Jedenfalls: Wenn ich es mir recht überlege, könnte es im Grunde durchaus im allseitigen Interesse liegen, für Herz Jesu Einswarden, wie ich es schon einmal angedacht habe, eine ähnliche Lösung zu finden wie für St. Clemens in Berlin-Kreuzberg; also eine Kombination aus privater Trägerschaft für die Immobilie und seelsorgerischer und sakramentaler Betreuung durch eine ausländische Ordensgemeinschaft. Auf diese Weise würde St. Willehad nicht nur den Kirchenstandort im sozialen Brennpunkt los, sondern die dazugehörige Gemeinde gleich mit... 



1 Kommentar:

  1. Zur Frage "Wo sind die denn alle hin?" ist einfach zu sagen, man geht kirchenintern immer mehr dazu über, die Leute nach Sprache und Herkunft in Gemeinden zusammenzufassen. Es gibt mittlerweile kroatische, polnische, afrikanische, eriträische, tschechische, italienische, spanische usw Gemeinden. Viele Mitglieder meiner Gemeinde erzählen mir ganz treuherzig, sie kämen nicht mehr, weil sie eben in "ihren" Gottesdienst der teilweise schon einen gewissen Fahraufwand bedeutet, gingen.

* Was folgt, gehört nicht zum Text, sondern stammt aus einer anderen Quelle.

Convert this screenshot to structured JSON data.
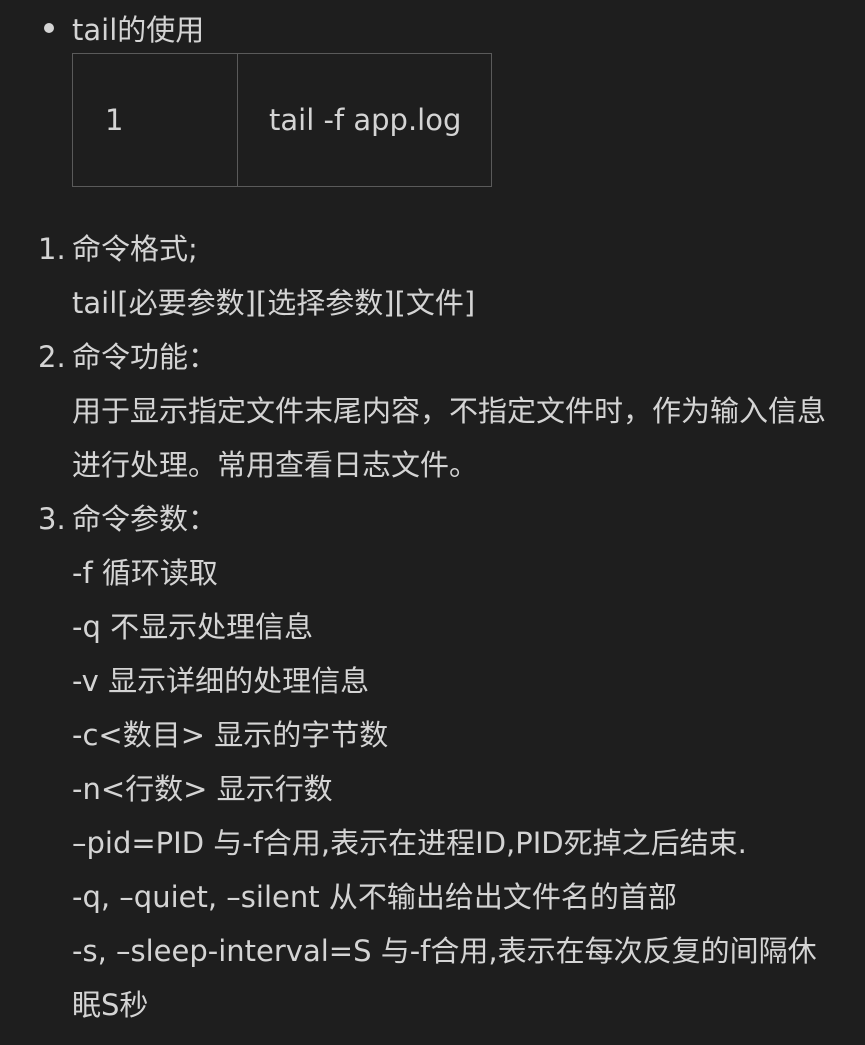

    Ja, ja denke ich dann immer, fast resigniert, so geht heutzutage "katholisch" und denke dann zynisch mit, dass katholisch "allgemein" oder auch "allumfassend" bedeutet.
    Es tröstet mich dann keineswegs, wenn man erfährt, dass es anderswo genauso ist http://summorum-pontificum.de/themen/tradition-und-kultur/1713-die-kirche-in-japan.html.
    Im Grunde setzt sich hier die schon lange zu beobachtende Separierung der Gottesdienstgemeinde, in Senioren, Kinder, Familien, Haustierhalter, usw fort.
    Oder noch anders, es stimmt schon lange in der Praxis nicht mehr, dass der gemeinsame Gottesdienst die Gemeinde aufbaut,. sondern man definiert Gemeinde über die, die gemeinsam was religiöses machen und ein bisschen in Nostaligie schwelgen und deshalb nur, deshalb, kann dieses ganze Kirchengebäudegedöns weg, weil Eucharistie als das was die Gemeinde konstituiert, das ist doch total retro, das glauben wir doch selber nicht.